Bio
The Short
Glen Murrant is an electronic music composer and producer from Cape Breton Island in Nova Scotia, on the East Coast of Canada. His works are a piano-centric amalgam of ambient electronic music, at times bordering on neoclassical, influenced by progressive art-rock in the style of Radiohead, Marillion, Peter Gabriel, Kate Bush, and Thomas Dolby. Glen released his first collection of songs, ‘Dasein’ in 2002. Then, after a 20 year hiatus he released his newest album, ‘Nonlinear’ in January 2023.
The Long
There was always a piano in the Murrant house. Glen first took piano lessons, briefly, at the age of 8 living in the remote community of Ingonish in northern Nova Scotia. Following the death of his father a year later the family relocated, and the piano lessons would not resume until Glen was 15. He had very little interest in performing others’ music, always preferring to write his own – an inclination that has never left him.
Raised by a single mother, money was tight, but he saved what he could to buy old, used synthesizers and recording gear from the local pawn shop. His earliest performances in front of an audience as a teen were disastrous for various reasons: poor equipment, lack of skill, wrong audience, weak original material.
Glen left home at 18, bound for the city of Halifax, hoping to connect with like-minded musicians.
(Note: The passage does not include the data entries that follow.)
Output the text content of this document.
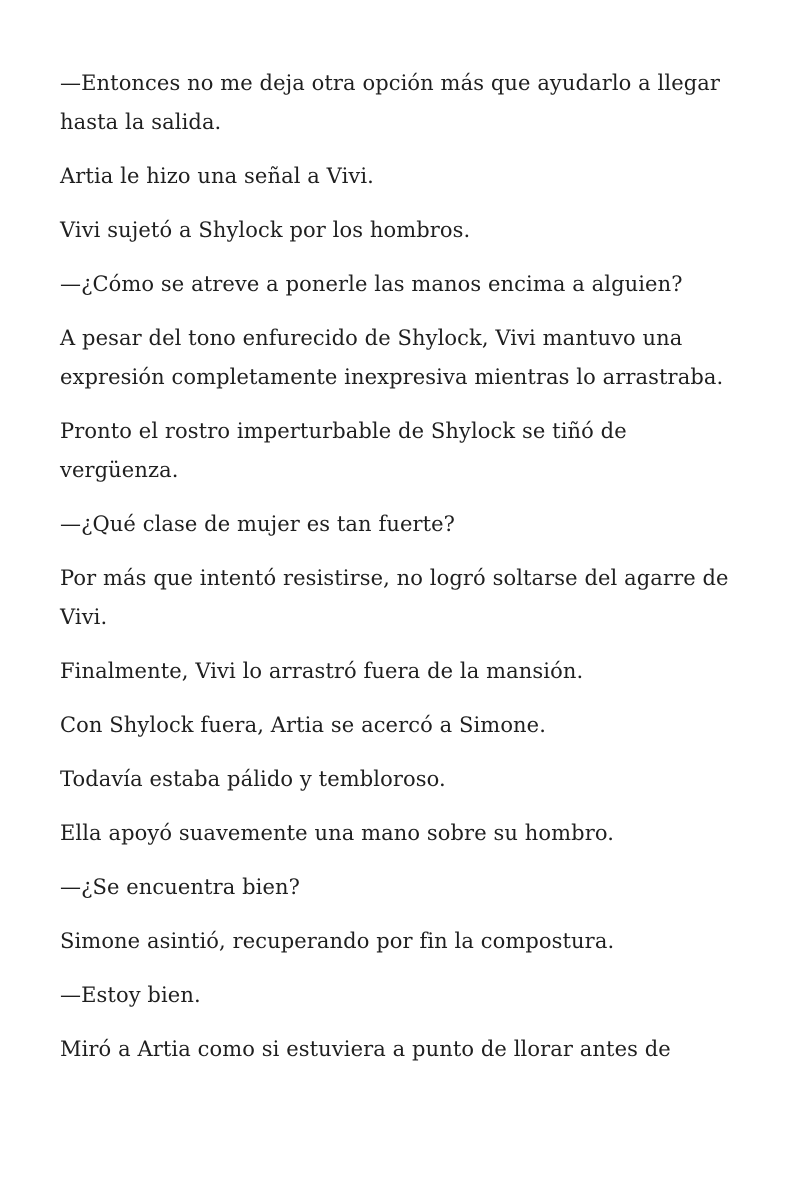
—Entonces no me deja otra opción más que ayudarlo a llegar hasta la salida.

Artia le hizo una señal a Vivi.

Vivi sujetó a Shylock por los hombros.

—¿Cómo se atreve a ponerle las manos encima a alguien?

A pesar del tono enfurecido de Shylock, Vivi mantuvo una expresión completamente inexpresiva mientras lo arrastraba.

Pronto el rostro imperturbable de Shylock se tiñó de vergüenza.

—¿Qué clase de mujer es tan fuerte?

Por más que intentó resistirse, no logró soltarse del agarre de Vivi.

Finalmente, Vivi lo arrastró fuera de la mansión.

Con Shylock fuera, Artia se acercó a Simone.

Todavía estaba pálido y tembloroso.

Ella apoyó suavemente una mano sobre su hombro.

—¿Se encuentra bien?

Simone asintió, recuperando por fin la compostura.

—Estoy bien.

Miró a Artia como si estuviera a punto de llorar antes de
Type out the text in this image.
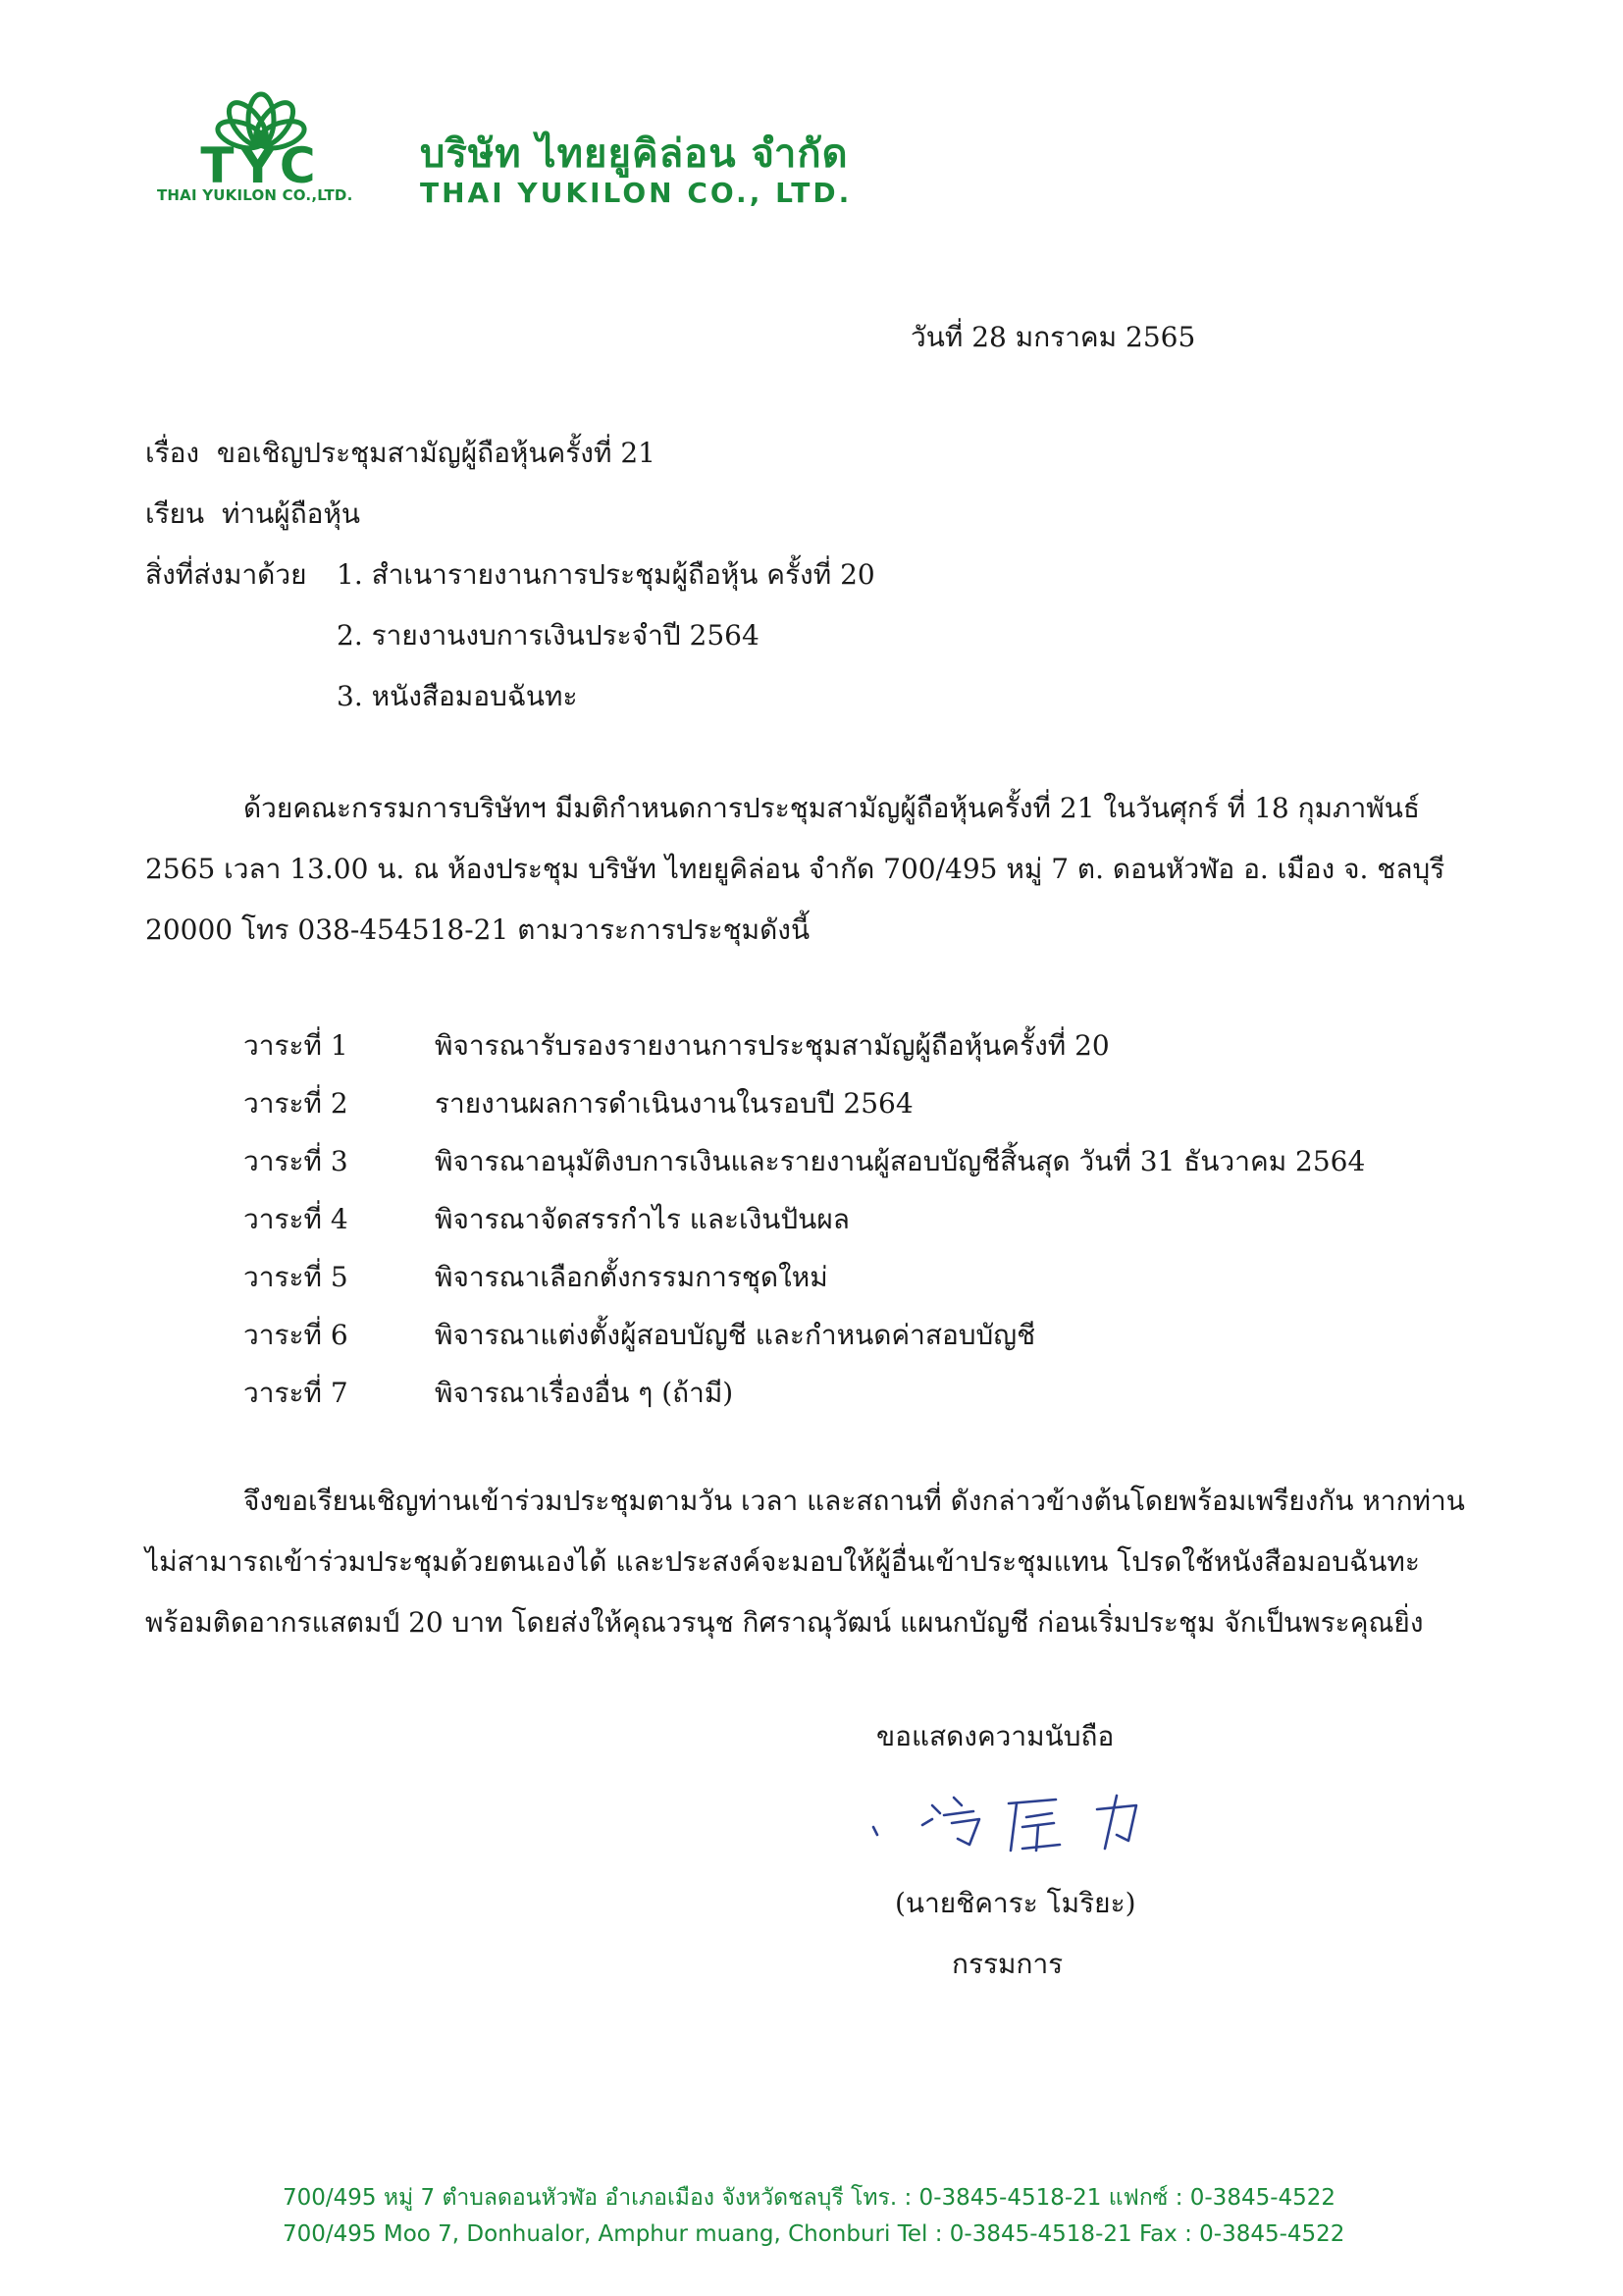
TYC
THAI YUKILON CO.,LTD.
บริษัท ไทยยูคิล่อน จำกัด
THAI YUKILON CO., LTD.
วันที่ 28 มกราคม 2565
เรื่อง ขอเชิญประชุมสามัญผู้ถือหุ้นครั้งที่ 21
เรียน ท่านผู้ถือหุ้น
สิ่งที่ส่งมาด้วย 1. สำเนารายงานการประชุมผู้ถือหุ้น ครั้งที่ 20
2. รายงานงบการเงินประจำปี 2564
3. หนังสือมอบฉันทะ
ด้วยคณะกรรมการบริษัทฯ มีมติกำหนดการประชุมสามัญผู้ถือหุ้นครั้งที่ 21 ในวันศุกร์ ที่ 18 กุมภาพันธ์
2565 เวลา 13.00 น. ณ ห้องประชุม บริษัท ไทยยูคิล่อน จำกัด 700/495 หมู่ 7 ต. ดอนหัวฬ่อ อ. เมือง จ. ชลบุรี
20000 โทร 038-454518-21 ตามวาระการประชุมดังนี้
วาระที่ 1	พิจารณารับรองรายงานการประชุมสามัญผู้ถือหุ้นครั้งที่ 20
วาระที่ 2	รายงานผลการดำเนินงานในรอบปี 2564
วาระที่ 3	พิจารณาอนุมัติงบการเงินและรายงานผู้สอบบัญชีสิ้นสุด วันที่ 31 ธันวาคม 2564
วาระที่ 4	พิจารณาจัดสรรกำไร และเงินปันผล
วาระที่ 5	พิจารณาเลือกตั้งกรรมการชุดใหม่
วาระที่ 6	พิจารณาแต่งตั้งผู้สอบบัญชี และกำหนดค่าสอบบัญชี
วาระที่ 7	พิจารณาเรื่องอื่น ๆ (ถ้ามี)
จึงขอเรียนเชิญท่านเข้าร่วมประชุมตามวัน เวลา และสถานที่ ดังกล่าวข้างต้นโดยพร้อมเพรียงกัน หากท่าน
ไม่สามารถเข้าร่วมประชุมด้วยตนเองได้ และประสงค์จะมอบให้ผู้อื่นเข้าประชุมแทน โปรดใช้หนังสือมอบฉันทะ
พร้อมติดอากรแสตมป์ 20 บาท โดยส่งให้คุณวรนุช กิศราณุวัฒน์ แผนกบัญชี ก่อนเริ่มประชุม จักเป็นพระคุณยิ่ง
ขอแสดงความนับถือ
(นายชิคาระ โมริยะ)
กรรมการ
700/495 หมู่ 7 ตำบลดอนหัวฬ่อ อำเภอเมือง จังหวัดชลบุรี โทร. : 0-3845-4518-21 แฟกซ์ : 0-3845-4522
700/495 Moo 7, Donhualor, Amphur muang, Chonburi Tel : 0-3845-4518-21 Fax : 0-3845-4522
Instead of forming a band and getting gigs he found himself working in record stores and musical instrument shops. He briefly opened a recording studio, The Outer Limits, which coincidentally was next door to Terry Pulliam’s Soundmarket studio where Sloan had just finished recording their debut studio album, ‘Smeared’. Inroads to the local music scene were proving elusive and self-doubt was rampant. A change was needed so Glen left Halifax behind to attend the Bachelor of Music program at ST.F.X University.
The program expanded Glen’s creative horizons, introducing him to a new musical vocabulary and deepening his understanding of music theory. While his playing did improve, it fell short of his professors’ expectations. Midway through his second year he left the music program to focus on English literature and philosophy.
After graduating with a Bachelor of Arts, Glen returned to the relative safety of familiar territory – working in record stores, then another recording studio in Halifax, finally settling into a sales role at Glubes Sound Studio in Dartmouth. In 2002 he published a limited release; the album ‘Dasein’. The album went completely unnoticed and Glen abandoned all hope of making a living in the music industry.
He returned to Cape Breton Island with his young family in 2008, furthering his business career – but always with music in the back of his mind. During the pandemic of 2020, long dormant melodies began to stir once again, and Glen would begin recording his first album in over 20 years: ‘Nonlinear’.